The result is a surprisingly large aperture. The doors are easy to open, despite sitting so low. Initially you push outwards using the elbows, and then up.
The radical driving position means you sit in a padded area of the carbon tub, not in a separate, adjustable seat because that can flex and disturb the driver-machine connection.
Instead, the pedal box moves on a sprung handle and the steering wheel is adjustable for height and reach. Owners get tailor-made padding.
The steering wheel is standard Ferrari 458, but oddly quadrate in shape and with too many controls. The dash readouts are all new, full TFT and riddled with information.
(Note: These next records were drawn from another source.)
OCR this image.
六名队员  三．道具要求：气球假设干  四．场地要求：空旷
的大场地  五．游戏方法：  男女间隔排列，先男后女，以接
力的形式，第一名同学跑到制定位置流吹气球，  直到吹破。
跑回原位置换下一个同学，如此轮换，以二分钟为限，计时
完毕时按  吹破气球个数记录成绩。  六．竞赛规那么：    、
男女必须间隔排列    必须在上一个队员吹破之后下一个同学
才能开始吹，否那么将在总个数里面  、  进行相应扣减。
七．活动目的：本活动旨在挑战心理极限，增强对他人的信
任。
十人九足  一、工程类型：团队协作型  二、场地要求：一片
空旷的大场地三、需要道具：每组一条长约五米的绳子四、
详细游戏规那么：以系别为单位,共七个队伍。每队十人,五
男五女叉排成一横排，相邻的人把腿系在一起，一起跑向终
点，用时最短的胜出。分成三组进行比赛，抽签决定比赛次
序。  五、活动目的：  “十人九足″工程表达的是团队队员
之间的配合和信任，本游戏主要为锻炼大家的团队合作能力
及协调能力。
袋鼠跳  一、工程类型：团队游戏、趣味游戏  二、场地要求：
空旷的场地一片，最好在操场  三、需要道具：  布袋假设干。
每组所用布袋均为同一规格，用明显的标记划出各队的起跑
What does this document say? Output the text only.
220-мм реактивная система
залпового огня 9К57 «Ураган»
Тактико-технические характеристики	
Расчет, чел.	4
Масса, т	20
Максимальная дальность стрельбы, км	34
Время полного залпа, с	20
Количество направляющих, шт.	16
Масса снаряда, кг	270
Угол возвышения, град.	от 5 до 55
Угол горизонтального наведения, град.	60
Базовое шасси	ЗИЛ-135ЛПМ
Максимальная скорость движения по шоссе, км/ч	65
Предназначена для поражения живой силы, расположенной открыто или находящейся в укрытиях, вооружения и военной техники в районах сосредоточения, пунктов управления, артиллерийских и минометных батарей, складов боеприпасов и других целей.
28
Twist the red key, push the red start button on the wheel and the 6.3-litre V12 instantly ignites. Foot on brake, pull the right-side carbon-fibre paddle, foot on throttle, and it moves easily, fluently. There’s no sound insulation, only the intoxicating rrrraaappp of the V12, with no hint of the electric hybrid drivetrain.
My first stint at the wheel is on Fiorano, the ideal way to learn such a powerful car. Building speed and confidence, the LF feels utterly relentless, instantly responsive, the hybrid system adding more low-end torque so that throttle responses, on and off, are instant, almost brutal.
While you don’t hear any of the aero elements moving under the sound of the engine, you certainly feel their effects, whether under braking – the pedal travel so short yet so linear and progressive – or in corners.
As well as mechanical grip, this car also has aero grip and up to eight-tenths it’s a dream drive. The steering is light, accurate and linear, yet lacking true feel, and it’s surprisingly low-geared, despite just 1.9 turns lock to lock.
Even in Race, the recommended mode, the car’s attitude is adjustable on the throttle. Turning off the electronic safety net transforms the car into a tyre-shredding oversteerer covered by a haze of blue smoke. It’s fun for the camera, adrenaline at the redline, but ultimately not as fast or as satisfying as Race mode, with the electronic traction helpers controlling the dynamics.
The car stays flat, even on rough surfaces. Select ‘bumpy road’ mode and the ride is astonishingly good on the street.
This car is a work of genius – beautiful, efficient, fast beyond belief, a sensory experience.